FYI, we believe we understand the problem & required changes at a high level: https://www.redhat.com/archives/libvir-list/2020-April/msg01328.html
BTW to set expectations - this is not going to be an easy fix, and it isn't certain we'll be backporting any fix to stable Fedora. So if this is impacting CI testing, I'd recommend attempting to workaround it by not shutting down libvirtd immediately after starting - give it 5 seconds of running before shutting it down.
Thanks Daniel! Is there a more specific thing that we can wait for rather than just a static "sleep 5"? That's not going to be very reliable in our busy CI machines. I. e. is there some meaningful waiting loop with virsh or busctl on libvirt-dbus perhaps?
You can use "virsh uri" as a liveliness test to validate that it is finished starting up. There is still a race in shutdown wrt currently running API calls that is shown in the stack traces.
The trace shows it is still executing an API call at the point where you are telling it to shutdown. The stack trace shows:
#14 0x00007f4f6d8ce38f virConnectListAllInterfaces (libvirt.so.0 + 0x32838f)
this is an API call that is in progress by one of the clients you have connected. Meanwhile something else has told libvirtd to shutdown.
So ideally you would fix the CI to not try to shutdown libvirtd while you are still waiting for an API call to finish.
I am experimenting with calling "virsh domifaddr 1" before stopping, to wait until that code path finished. I have no real idea what I am doing of course, but at least the test succeeded 7 times in a row locally. I have thrown it against the CI wall now: https://github.com/cockpit-project/cockpit/pull/14043
If that works, it would be a robust enough workaround for this. Thanks Daniel for your fast reply!
This message is a reminder that Fedora 32 is nearing its end of life.
Fedora will stop maintaining and issuing updates for Fedora 32 on 2021-05-25.
It is Fedora's policy to close all bug reports from releases that are no longer
maintained. At that time this bug will be closed as EOL if it remains open with a
Fedora 'version' of '32'.
Package Maintainer: If you wish for this bug to remain open because you
plan to fix it in a currently maintained version, simply change the 'version'
to a later Fedora version.
Thank you for reporting this issue and we are sorry that we were not
able to fix it before Fedora 32 is end of life. If you would still like
to see this bug fixed and are able to reproduce it against a later version
of Fedora, you are encouraged change the 'version' to a later Fedora
version prior this bug is closed as described in the policy above.

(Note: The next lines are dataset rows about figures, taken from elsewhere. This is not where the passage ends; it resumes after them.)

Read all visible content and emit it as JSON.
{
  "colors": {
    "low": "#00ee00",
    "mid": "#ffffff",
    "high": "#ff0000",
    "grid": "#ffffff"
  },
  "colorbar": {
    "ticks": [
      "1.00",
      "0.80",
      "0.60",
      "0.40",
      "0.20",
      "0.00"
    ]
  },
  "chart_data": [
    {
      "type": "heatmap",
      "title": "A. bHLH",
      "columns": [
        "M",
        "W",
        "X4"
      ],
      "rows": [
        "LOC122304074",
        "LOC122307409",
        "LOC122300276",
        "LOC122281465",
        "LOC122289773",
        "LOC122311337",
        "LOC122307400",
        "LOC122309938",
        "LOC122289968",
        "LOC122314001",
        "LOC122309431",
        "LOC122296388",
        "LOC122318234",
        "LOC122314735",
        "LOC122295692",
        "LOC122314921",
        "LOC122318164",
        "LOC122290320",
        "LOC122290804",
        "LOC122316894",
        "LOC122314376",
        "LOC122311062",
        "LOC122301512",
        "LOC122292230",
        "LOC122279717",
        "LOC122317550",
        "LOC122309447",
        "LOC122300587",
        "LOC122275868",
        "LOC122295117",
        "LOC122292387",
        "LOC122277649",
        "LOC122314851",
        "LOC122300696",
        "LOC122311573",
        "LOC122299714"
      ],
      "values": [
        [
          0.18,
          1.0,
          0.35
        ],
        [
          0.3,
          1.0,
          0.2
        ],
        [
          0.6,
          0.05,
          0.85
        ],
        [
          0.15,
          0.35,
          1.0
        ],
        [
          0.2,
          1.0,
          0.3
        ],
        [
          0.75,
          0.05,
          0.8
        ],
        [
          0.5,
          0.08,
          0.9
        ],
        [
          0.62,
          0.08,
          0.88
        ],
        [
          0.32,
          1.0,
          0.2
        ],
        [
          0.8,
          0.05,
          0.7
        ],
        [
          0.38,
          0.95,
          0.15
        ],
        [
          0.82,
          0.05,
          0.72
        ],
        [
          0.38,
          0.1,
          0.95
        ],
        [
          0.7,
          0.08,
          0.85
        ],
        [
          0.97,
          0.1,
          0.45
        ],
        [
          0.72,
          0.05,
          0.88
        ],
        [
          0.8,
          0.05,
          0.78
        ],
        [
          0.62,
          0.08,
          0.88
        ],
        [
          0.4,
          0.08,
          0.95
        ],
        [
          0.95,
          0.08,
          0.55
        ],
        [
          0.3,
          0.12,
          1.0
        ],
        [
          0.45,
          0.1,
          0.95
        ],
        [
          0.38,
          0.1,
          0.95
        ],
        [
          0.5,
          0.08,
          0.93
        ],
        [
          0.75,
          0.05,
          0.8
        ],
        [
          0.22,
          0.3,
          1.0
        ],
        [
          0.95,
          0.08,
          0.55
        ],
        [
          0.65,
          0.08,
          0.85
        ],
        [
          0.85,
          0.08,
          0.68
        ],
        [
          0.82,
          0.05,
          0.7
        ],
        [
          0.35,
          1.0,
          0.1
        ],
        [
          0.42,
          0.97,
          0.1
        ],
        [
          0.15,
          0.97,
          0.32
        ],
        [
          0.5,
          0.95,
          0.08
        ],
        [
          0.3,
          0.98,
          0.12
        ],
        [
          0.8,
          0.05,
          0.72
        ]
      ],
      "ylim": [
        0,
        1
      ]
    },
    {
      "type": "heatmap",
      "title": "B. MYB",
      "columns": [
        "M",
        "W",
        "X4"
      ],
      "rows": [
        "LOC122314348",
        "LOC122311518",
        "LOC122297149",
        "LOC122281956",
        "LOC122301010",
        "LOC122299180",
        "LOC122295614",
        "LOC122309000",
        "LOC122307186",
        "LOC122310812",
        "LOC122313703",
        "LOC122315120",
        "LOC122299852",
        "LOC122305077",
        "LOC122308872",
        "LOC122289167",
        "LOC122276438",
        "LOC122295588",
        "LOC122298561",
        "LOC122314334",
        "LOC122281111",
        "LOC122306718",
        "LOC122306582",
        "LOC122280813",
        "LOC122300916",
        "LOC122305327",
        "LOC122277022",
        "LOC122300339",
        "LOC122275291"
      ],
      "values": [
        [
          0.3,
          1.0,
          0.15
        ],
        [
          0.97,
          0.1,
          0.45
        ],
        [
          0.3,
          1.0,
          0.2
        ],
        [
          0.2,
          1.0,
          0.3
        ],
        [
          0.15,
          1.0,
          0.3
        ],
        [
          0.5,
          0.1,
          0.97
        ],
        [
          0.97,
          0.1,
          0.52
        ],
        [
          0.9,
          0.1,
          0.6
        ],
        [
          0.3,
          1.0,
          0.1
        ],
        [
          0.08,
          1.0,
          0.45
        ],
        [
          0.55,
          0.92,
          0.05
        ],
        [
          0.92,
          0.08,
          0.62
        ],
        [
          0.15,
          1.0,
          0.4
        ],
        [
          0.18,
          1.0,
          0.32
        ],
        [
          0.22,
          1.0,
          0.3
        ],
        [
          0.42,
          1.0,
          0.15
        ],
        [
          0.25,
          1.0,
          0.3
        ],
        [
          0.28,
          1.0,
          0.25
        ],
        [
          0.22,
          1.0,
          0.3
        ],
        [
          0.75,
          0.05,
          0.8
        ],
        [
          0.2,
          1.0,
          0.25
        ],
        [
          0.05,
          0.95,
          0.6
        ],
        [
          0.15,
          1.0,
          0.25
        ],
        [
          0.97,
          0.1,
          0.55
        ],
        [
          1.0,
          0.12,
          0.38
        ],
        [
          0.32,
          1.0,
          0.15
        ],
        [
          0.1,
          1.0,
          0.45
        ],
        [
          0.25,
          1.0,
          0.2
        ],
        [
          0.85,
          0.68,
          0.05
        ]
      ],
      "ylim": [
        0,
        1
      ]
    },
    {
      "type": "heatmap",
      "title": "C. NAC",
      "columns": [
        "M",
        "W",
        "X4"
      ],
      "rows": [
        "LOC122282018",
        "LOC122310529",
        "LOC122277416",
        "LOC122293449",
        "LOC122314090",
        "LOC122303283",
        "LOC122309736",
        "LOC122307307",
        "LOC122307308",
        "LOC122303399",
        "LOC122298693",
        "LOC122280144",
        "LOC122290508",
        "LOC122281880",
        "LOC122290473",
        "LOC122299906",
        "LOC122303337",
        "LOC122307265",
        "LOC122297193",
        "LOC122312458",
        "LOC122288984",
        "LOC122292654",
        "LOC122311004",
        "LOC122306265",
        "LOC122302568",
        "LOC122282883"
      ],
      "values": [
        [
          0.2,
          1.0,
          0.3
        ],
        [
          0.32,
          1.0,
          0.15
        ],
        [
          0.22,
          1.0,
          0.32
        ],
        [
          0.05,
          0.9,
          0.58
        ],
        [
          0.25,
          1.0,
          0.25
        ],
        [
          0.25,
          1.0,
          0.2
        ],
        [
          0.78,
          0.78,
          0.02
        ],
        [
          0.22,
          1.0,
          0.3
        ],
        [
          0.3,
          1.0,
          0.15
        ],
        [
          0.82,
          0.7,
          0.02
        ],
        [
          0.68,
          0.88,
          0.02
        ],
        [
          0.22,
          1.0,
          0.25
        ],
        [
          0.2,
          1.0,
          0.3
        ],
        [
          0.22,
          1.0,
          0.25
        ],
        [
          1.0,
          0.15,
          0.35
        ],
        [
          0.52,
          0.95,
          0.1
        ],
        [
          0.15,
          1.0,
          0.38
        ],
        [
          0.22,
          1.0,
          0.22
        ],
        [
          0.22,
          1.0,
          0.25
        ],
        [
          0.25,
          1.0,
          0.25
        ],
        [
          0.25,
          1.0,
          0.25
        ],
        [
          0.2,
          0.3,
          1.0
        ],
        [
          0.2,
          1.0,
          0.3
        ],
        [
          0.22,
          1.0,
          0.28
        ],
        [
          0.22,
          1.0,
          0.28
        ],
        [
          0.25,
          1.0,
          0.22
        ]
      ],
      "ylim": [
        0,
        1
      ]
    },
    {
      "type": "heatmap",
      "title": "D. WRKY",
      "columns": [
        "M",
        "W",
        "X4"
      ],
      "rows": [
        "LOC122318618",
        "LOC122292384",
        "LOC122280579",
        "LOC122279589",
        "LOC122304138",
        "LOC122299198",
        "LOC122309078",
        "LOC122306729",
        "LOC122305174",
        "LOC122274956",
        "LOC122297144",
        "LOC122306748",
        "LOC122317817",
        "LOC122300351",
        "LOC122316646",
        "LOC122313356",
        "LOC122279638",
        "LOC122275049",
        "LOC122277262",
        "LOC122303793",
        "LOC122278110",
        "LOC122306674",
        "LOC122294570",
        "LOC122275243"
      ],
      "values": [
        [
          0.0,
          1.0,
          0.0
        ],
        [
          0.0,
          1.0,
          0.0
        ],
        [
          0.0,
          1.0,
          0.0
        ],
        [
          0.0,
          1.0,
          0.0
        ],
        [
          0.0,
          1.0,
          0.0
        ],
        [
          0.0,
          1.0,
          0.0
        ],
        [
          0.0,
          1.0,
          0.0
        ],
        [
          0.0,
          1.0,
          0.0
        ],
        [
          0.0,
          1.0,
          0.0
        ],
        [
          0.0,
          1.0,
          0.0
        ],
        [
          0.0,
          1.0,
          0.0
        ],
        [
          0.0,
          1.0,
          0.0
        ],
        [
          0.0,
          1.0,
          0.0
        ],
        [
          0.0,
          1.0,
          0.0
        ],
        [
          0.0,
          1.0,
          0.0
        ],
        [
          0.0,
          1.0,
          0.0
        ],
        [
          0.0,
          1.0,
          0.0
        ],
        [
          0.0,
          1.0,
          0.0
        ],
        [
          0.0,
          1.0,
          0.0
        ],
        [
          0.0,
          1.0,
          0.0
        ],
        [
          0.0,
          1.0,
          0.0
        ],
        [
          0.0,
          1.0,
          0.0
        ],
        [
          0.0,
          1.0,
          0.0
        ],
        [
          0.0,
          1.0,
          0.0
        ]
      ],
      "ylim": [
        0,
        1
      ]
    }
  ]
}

Although we aim to fix as many bugs as possible during every release's
lifetime, sometimes those efforts are overtaken by events. Often a
more recent Fedora release includes newer upstream software that fixes
bugs or makes them obsolete.
Fedora 32 changed to end-of-life (EOL) status on 2021-05-25. Fedora 32 is
no longer maintained, which means that it will not receive any further
security or bug fix updates. As a result we are closing this bug.
If you can reproduce this bug against a currently maintained version of
Fedora please feel free to reopen this bug against that version. If you
are unable to reopen this bug, please file a new report against the
current release. If you experience problems, please add a comment to this
Thank you for reporting this bug and we are sorry it could not be fixed.